Pandangan ini umumnya ditemukan di tengah masyarakat pedesaan, tapi tak jarang pula stigma ini kadang masih terasa di tengah masyarakat urban. Akibatnya, perasaan kerdil mulai tumbuh ketika berhadapan dan berdiskusi dengan laki-laki dalam masalah pendidikan, sosial dan politik.
Sejatinya keluarga yang masih memiliki anggapan seperti ini harus lekas diluruskan, jika mereka masih ingin generasi setelahnya menjadi lebih baik. Mengapa? karena ibu adalah sekolah pertama bagi anak-anaknya. Seperti disebutkan dalam sebuah syair karya Muhammad hafidz Ibrahim, seorang penyair Mesir terkenal abad 20-an yang dijuluki penyair sungai Nil.
الأُمُّ مَدْرَسَةُ الْاُوْلَى اِذَا أَعْدَدْتَهَا اَعْدَدْتَ شَعْبًا طَيِّبَ الْأَعْرَاقِ
“Ibu adalah sekolah pertama, jika engkau menyiapkannya berarti engkau menyiapkan generasi yang baik”
Menurut penulis saat pertama kali mendengar syair ini saat SMA dulu, tentu ibu pantas disebut sekolah pertama bagi anak karena ibulah yang melahirkan dan menjadi ‘sarang’ kita sejak pertama kali ditiupkan ruh. Namun setelah sekarang penulis renungkan lagi, ternyata ada alasan yang harus kita sadari bersama.
Ibu mendapatkan julukan ‘sekolah pertama’ karena ketika seorang anak lahir maka ia akan mencari pelukan terhangat, pelukan ibulah tempatnya. Berminggu-minggu setelahnya ia akan mencari sosok yang menjadikan tempat untuk bermanja. Berbulan-bulan setelahnya ia akan mencai teman bermain yang selalu setia kemanapun ia merangkak, melangkah, tertatih dan berlari, ibulah orang yang tepat. Dan pada gilirannya, seorang anak akan meniru dan mengikuti setiap kata, sikap dan perilaku sosok yang sering menemaninya.
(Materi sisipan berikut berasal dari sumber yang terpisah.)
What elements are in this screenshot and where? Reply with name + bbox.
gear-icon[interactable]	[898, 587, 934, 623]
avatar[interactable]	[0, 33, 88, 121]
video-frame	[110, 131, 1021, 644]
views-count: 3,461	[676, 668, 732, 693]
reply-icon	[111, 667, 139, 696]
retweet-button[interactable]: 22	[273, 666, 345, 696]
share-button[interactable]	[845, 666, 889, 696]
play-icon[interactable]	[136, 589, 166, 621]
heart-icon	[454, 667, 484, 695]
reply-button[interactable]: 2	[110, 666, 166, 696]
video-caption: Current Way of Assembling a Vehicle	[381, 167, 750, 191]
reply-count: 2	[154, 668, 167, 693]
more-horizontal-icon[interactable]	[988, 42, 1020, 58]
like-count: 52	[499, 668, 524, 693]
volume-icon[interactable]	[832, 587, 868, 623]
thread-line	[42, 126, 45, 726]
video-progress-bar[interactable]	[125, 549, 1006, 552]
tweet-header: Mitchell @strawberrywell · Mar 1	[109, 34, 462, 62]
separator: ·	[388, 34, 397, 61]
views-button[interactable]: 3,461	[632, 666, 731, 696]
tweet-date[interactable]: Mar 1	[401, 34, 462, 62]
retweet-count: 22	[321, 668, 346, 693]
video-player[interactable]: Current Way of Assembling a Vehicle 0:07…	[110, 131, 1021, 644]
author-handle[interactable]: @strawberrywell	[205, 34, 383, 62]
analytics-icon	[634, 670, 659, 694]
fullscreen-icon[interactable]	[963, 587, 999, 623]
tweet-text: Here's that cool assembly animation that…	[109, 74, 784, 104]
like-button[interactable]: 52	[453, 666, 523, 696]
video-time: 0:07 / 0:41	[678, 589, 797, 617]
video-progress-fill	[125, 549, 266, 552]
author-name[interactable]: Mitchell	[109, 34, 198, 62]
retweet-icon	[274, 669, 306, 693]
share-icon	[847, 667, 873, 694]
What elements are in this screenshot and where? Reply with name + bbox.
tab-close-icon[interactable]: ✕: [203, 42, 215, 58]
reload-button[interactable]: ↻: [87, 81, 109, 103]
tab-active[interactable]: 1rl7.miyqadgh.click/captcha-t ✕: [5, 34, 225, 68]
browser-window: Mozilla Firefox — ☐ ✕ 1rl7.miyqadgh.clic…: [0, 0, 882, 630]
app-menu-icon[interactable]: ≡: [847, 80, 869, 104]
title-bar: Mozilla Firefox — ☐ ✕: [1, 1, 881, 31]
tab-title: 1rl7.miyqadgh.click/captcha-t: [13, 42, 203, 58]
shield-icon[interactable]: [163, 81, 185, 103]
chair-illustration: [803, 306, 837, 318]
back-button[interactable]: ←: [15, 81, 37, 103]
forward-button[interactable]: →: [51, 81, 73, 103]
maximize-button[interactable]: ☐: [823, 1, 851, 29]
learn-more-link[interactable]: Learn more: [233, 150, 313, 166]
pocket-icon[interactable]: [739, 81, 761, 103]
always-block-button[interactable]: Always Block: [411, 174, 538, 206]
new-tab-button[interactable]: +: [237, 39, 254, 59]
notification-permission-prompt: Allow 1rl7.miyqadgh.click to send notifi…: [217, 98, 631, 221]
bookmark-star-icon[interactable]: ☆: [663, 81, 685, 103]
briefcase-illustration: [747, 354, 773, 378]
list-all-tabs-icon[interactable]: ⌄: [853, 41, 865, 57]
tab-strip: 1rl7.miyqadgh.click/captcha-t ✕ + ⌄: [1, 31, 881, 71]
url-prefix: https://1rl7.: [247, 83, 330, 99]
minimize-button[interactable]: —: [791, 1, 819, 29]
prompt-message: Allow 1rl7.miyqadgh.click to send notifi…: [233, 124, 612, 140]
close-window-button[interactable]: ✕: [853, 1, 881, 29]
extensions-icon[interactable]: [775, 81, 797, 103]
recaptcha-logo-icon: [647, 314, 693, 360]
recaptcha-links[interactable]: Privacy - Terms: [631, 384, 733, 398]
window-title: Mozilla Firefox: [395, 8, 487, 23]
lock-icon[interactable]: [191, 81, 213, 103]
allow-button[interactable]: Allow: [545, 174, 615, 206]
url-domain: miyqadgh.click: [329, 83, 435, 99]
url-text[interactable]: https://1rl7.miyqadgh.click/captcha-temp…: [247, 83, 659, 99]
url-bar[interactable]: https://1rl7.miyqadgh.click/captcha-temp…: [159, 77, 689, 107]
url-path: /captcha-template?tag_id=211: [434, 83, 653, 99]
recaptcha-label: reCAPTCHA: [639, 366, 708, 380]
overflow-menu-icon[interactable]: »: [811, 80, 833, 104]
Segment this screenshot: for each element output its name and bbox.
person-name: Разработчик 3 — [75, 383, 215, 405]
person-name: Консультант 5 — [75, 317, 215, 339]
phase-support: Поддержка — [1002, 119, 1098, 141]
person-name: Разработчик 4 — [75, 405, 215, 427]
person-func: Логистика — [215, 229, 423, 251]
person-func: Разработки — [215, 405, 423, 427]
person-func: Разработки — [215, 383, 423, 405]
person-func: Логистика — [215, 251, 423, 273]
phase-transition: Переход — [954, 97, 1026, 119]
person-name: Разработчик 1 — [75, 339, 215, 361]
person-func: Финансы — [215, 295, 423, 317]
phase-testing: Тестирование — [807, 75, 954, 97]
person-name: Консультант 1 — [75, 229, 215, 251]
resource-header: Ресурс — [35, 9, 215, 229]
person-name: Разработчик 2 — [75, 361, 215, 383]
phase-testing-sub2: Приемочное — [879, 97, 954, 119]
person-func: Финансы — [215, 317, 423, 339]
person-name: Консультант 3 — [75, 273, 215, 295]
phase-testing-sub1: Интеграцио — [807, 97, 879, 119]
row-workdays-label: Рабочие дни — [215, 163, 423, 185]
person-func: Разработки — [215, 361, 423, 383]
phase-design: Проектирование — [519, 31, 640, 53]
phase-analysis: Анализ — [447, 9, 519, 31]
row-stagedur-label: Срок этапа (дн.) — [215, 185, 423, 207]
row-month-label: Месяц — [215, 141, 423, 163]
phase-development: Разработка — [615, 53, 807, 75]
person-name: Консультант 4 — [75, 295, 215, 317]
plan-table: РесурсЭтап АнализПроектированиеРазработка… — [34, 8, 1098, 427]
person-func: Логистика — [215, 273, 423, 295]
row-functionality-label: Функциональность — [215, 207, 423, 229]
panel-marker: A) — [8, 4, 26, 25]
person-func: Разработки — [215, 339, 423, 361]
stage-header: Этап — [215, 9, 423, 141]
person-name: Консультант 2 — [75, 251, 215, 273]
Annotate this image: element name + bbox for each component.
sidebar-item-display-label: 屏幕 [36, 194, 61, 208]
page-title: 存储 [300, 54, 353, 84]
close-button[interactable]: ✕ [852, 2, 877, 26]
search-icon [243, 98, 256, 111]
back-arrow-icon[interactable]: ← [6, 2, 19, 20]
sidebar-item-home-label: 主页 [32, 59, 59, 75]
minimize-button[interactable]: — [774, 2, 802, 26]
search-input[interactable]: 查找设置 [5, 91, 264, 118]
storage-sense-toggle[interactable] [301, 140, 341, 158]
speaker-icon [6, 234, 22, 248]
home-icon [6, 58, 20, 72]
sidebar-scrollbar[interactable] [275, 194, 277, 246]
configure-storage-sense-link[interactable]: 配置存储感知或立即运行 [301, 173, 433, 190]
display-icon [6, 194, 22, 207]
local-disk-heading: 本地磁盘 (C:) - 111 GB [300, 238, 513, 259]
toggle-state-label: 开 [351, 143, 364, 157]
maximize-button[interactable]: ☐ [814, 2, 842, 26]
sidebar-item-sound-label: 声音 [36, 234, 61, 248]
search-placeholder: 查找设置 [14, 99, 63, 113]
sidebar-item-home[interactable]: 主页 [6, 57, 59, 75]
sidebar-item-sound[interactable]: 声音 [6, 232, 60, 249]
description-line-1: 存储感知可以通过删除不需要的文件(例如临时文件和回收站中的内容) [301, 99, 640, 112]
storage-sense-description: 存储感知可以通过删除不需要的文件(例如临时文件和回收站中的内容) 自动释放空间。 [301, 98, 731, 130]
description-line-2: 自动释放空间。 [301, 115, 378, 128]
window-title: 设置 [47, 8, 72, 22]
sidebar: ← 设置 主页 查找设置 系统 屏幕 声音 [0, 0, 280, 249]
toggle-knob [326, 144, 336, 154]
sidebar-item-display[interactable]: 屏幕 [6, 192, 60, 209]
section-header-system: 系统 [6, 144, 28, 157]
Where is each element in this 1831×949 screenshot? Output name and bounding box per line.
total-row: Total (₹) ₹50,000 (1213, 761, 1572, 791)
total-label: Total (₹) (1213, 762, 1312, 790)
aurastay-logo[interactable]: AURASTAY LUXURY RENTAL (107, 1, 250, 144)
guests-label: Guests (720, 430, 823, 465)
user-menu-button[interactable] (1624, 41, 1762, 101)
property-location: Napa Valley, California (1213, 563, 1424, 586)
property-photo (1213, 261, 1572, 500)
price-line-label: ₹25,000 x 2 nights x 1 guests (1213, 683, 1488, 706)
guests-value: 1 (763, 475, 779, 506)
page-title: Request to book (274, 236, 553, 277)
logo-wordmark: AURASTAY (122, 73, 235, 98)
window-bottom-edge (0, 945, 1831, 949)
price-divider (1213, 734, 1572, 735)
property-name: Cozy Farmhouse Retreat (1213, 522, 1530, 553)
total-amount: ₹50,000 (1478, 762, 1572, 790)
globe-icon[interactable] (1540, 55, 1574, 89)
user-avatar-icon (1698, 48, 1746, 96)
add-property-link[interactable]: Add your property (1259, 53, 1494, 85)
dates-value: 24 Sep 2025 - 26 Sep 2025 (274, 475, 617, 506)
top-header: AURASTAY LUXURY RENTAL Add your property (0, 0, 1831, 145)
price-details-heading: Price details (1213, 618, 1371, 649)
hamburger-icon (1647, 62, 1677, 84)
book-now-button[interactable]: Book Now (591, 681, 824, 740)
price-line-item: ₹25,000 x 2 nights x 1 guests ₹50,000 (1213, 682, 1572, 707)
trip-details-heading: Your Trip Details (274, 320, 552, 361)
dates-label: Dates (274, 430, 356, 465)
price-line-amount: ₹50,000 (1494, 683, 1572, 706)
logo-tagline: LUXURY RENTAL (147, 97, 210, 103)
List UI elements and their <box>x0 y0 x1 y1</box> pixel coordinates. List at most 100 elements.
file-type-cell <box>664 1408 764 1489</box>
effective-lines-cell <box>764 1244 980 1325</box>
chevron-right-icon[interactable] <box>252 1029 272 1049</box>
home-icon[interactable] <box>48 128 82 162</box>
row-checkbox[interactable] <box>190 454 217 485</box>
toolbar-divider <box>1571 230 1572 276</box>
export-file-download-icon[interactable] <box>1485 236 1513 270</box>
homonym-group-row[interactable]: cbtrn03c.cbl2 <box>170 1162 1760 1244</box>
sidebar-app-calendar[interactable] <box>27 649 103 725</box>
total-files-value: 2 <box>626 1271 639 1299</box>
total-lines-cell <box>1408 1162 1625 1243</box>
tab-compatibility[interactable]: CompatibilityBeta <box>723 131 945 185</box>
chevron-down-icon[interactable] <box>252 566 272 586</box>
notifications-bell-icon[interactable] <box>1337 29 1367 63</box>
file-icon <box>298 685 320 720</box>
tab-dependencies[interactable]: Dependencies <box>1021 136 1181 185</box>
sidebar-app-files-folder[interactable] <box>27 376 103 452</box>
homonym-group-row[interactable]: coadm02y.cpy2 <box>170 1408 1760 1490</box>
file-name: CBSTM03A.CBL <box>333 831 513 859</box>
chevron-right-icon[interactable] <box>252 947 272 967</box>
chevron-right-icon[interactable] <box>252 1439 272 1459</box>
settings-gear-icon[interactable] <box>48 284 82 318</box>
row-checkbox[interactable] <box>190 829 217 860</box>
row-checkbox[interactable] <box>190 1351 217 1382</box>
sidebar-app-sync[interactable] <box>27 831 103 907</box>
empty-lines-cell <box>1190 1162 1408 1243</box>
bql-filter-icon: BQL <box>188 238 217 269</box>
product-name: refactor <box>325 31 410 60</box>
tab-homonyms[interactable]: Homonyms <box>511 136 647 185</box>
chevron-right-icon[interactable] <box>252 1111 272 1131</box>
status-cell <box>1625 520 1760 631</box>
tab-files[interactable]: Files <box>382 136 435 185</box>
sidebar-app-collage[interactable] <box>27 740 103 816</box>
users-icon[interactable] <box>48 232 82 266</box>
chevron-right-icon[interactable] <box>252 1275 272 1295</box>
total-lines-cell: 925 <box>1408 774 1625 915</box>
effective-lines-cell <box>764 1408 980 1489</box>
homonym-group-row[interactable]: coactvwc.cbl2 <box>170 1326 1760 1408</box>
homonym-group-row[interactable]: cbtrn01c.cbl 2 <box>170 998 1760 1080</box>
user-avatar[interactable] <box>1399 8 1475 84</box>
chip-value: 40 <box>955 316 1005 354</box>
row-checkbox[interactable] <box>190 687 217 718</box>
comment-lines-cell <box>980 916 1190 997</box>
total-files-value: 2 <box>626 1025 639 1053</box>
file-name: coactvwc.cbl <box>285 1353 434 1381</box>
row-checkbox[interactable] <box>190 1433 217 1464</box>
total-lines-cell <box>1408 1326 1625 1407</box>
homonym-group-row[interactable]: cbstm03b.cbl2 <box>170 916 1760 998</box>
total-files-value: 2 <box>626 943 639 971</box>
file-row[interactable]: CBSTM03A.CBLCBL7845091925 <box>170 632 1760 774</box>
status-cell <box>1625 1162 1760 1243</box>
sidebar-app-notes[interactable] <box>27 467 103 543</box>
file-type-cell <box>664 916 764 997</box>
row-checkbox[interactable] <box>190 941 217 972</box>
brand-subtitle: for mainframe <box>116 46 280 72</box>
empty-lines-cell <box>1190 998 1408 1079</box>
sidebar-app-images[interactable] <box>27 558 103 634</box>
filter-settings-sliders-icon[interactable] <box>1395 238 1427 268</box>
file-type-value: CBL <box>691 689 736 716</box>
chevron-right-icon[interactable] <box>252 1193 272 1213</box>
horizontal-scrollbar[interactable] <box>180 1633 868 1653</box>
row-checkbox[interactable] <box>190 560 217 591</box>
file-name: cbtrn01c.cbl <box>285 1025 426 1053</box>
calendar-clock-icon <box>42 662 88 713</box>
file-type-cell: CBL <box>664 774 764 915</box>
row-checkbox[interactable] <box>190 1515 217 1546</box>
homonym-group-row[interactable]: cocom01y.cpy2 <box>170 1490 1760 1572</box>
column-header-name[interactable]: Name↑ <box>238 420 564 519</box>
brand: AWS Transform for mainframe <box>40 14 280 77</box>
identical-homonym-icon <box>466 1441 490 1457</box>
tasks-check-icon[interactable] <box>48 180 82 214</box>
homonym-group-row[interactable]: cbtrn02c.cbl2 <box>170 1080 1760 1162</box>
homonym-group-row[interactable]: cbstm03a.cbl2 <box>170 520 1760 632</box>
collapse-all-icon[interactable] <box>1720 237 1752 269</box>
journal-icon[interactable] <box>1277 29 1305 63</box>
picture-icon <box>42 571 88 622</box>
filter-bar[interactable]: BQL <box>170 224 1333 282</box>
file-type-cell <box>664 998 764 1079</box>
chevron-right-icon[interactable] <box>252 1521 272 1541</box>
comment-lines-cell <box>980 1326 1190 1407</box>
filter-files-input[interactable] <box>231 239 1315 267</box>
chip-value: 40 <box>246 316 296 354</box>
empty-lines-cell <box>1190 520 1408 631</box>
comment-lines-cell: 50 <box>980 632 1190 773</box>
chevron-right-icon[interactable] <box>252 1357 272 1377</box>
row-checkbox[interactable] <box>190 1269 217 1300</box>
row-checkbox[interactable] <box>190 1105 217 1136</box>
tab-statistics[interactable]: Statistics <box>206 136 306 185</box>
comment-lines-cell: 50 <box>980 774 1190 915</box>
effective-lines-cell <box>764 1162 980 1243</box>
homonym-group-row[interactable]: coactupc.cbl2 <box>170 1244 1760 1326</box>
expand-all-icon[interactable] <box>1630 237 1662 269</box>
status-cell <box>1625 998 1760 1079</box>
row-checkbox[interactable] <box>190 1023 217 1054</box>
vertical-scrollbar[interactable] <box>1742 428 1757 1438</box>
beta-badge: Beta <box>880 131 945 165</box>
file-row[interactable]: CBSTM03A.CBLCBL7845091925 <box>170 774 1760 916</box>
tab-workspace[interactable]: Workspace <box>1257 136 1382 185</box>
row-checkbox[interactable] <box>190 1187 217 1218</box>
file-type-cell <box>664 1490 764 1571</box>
Al umm. Begitulah ibu disebut dalam bahasa arab, bukan tanpa tujuan, ibu adalah muara bangsa (al Ummah). Ibu adalah pemimpin (imām) yang menggiring pada kesejahteraan dan kecedasan bangsa, ibu adalah sosok terdepan (amāma) yang menjadi benteng pertahanan keluarga. Statement ini senada dengan hadis Nabi al mar’atu ‘imādu al bilād, iżā ṣaluhat ṣaluhat al bilād wa iżā fasadat fasadat al bilād (Perempuan adalah tiang negara, jika ia baik maka makmurlah negara dan jika ia rusak maka hancurlah negara).
Maka tak heran jika ibu dinobatkan sebagai institusi pertama bagi anaknya. Sosok ibu adalah kepala sekolah sekaligus wali kelas yang selalu memantau setiap inci perkembangan anak. Sementara orang lain di sekitarnya, seperti bapak, nenek, kakek dan yang lainnya adalah guru pengajar yang tidak setiap hari bertemu dengannya. Maka tanāsub, kesesuaian atau chemistri seorang anak dengan ibu akan lebih kuat. Utamanya dalam intelektual.
Sederhananya, ibu yang memiliki latar belakang pendidikan al-Quran akan ‘menyuapi’ anaknya dengan ayat-ayat al-Quran. Ibu yang berlatar belakang kedokteran akan mendidik anaknya dengan ala dokter. Ibu yang berlatar belakang pendidikan Islam kuat akan mendidik anaknya menguasai ilmu keislaman secara utuh. Bukan sejak ia dilahirkan bahkan sejak dalam kandungan.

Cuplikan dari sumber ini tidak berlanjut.